Anesthetic management of a child with Kagami-Ogata syndrome complicated with marked tracheal deviation: a case report

JA Clin Rep. 2018 Aug 31;4(1):62. doi: 10.1186/s40981-018-0199-5.

Abstract

Background: Kagami-Ogata syndrome (KOS) is a rare congenital imprinting disorder. The problems related to the anesthetic management of patients with KOS are respiratory distress and difficult endotracheal intubation.

Case presentation: A 2-year-old male was scheduled to undergo orchiopexy for bilateral cryptorchidism. Although he had a history of severe respiratory distress immediately after birth, his preoperative respiratory condition was stable. He also had marked tracheal deviation. General anesthesia was induced with nitrous oxide and sevoflurane in oxygen. A laryngeal mask airway (LMA) was inserted following rocuronium administration. Anesthesia was maintained with sevoflurane and simultaneous caudal anesthesia. His postoperative course was uneventful.

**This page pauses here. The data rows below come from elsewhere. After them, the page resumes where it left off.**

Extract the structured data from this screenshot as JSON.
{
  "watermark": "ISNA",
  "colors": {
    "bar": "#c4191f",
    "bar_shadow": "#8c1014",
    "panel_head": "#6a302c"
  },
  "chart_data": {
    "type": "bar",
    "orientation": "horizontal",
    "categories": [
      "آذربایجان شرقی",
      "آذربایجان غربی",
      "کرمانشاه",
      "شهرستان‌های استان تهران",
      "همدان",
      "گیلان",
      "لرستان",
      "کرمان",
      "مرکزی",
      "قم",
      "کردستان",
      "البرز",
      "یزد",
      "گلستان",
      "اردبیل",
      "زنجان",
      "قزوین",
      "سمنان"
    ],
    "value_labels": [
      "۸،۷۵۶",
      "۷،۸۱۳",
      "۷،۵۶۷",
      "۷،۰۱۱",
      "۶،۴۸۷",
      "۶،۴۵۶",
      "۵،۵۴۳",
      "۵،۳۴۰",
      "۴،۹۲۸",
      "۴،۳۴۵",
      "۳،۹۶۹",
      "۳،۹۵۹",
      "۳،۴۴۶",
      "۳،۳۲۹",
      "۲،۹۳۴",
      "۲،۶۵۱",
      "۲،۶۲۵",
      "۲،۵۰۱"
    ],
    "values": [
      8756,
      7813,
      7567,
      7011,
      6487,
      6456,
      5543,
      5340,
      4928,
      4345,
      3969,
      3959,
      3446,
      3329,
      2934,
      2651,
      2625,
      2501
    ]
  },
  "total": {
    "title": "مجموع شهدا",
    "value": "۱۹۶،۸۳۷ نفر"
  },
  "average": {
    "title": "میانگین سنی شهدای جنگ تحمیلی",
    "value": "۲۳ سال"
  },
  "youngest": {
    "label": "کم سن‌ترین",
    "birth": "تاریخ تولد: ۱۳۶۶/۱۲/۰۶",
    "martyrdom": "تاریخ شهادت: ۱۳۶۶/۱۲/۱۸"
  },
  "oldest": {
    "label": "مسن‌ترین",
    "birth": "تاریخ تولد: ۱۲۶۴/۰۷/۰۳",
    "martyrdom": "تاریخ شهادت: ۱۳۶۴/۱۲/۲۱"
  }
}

Conclusions: Patients with KOS should preferably undergo elective surgery only after infancy because their respiratory status is more stable as they grow older. Thorough preoperative evaluation of the respiratory tract is important even in KOS patients with a stable respiratory condition.

Keywords: Bell-shaped small thorax; Coat-hanger sign; Kagami-Ogata syndrome; Paternal uniparental disomy 14; Respiratory distress; Tracheal deviation.